Friday, 4 November 2011

Perseus and Pelagios

The Perseus geospatial data now includes annotations of ancient places with Pleiades URIs. Beginning next week, the Places widget in the Perseus interface will include links to download the Pleiades annotations in OAC compliant RDF format. These links will appear for any text with place entity markup which also has places from this dataset. We are also providing a link to search on the top five most frequently mentioned of these places in the Pelagios graph explorer.

In addition, RDF files containing annotations for the occurrences across all texts in each collection will be available from the Perseus Open Source Downloads page.

To produce these annotations, we used the normalized and regular place names from the Pleiades+ dataset to identify likely matches with the Perseus places, and then the longitude and latitude coordinates from each source to validate and disambiguate these matches. Places which matched via this method are annotated with an "is" relationship to the Pleiades URI. For Perseus places which were not automatically mapped to a Pleiades URI via this method, we do a second pass at matching using the location coordinates, looking for Pleiades places within a certain range of the Perseus coordinates. Places which matched via this method are annotated with a "nearby" relationship to the Pleiades URI. These mappings are all stored with the Perseus place data in our database, and are available along with the other geospatial data for occurrences of these entities in the Perseus texts.
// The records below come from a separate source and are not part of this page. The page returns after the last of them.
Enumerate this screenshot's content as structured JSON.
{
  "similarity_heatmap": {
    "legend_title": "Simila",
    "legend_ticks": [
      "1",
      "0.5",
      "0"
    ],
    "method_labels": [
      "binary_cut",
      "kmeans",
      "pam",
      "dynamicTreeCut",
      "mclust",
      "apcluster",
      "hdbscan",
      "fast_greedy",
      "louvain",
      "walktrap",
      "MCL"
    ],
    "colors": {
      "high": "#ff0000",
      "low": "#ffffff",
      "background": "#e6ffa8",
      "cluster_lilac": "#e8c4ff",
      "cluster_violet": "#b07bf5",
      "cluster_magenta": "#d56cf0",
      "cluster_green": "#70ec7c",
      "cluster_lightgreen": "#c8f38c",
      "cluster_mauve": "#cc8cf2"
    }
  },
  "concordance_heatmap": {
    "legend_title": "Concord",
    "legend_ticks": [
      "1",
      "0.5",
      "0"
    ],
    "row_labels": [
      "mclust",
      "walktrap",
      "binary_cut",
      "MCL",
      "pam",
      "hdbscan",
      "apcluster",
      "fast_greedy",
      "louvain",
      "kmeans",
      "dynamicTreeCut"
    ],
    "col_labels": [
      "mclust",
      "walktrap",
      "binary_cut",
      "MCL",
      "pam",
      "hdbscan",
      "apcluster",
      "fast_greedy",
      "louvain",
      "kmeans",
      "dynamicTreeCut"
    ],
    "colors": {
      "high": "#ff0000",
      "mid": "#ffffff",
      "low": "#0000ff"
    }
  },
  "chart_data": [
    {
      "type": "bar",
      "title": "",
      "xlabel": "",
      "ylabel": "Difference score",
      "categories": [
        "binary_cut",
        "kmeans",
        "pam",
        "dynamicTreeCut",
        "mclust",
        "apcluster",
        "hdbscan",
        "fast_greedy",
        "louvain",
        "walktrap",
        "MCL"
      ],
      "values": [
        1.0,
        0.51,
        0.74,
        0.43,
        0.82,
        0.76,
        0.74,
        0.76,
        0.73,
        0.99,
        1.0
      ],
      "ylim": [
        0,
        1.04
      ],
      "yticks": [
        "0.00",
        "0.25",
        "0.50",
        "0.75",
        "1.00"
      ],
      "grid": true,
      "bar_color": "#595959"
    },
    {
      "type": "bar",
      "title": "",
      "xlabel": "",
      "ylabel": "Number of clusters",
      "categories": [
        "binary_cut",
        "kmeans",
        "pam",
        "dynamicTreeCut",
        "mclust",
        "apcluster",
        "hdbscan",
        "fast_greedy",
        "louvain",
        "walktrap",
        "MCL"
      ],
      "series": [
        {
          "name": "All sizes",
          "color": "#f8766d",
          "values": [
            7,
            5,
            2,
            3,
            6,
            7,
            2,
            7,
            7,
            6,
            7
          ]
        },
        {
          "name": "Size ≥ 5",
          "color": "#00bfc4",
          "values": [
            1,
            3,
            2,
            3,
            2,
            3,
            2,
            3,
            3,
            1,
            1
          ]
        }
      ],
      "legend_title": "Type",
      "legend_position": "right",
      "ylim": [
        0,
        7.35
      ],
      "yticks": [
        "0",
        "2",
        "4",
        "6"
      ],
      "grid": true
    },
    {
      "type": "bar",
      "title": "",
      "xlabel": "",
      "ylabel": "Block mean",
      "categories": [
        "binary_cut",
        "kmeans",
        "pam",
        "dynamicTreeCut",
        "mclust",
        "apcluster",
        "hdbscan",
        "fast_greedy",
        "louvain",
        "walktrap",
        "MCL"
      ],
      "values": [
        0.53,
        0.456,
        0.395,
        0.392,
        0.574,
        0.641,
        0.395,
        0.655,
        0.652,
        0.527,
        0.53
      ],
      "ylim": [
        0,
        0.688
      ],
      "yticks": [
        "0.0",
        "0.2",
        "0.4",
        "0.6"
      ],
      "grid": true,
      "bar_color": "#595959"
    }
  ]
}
Going forward, we hope to be able to continue to work on improving the automatic alignment of the Perseus and Pleiades+ place data, as well as providing the means for manual refinement and correction of the annotations. In this initial pass, we were able to automatically annotate a little over 15% of the distinct ancient place names already identified in the Perseus texts. We would like not only to increase the percentage of matches with the Pleiades data, but also to begin to take advantage methods for automatically identifying place entities in the many texts in the Perseus repository which do not yet have this level of curation.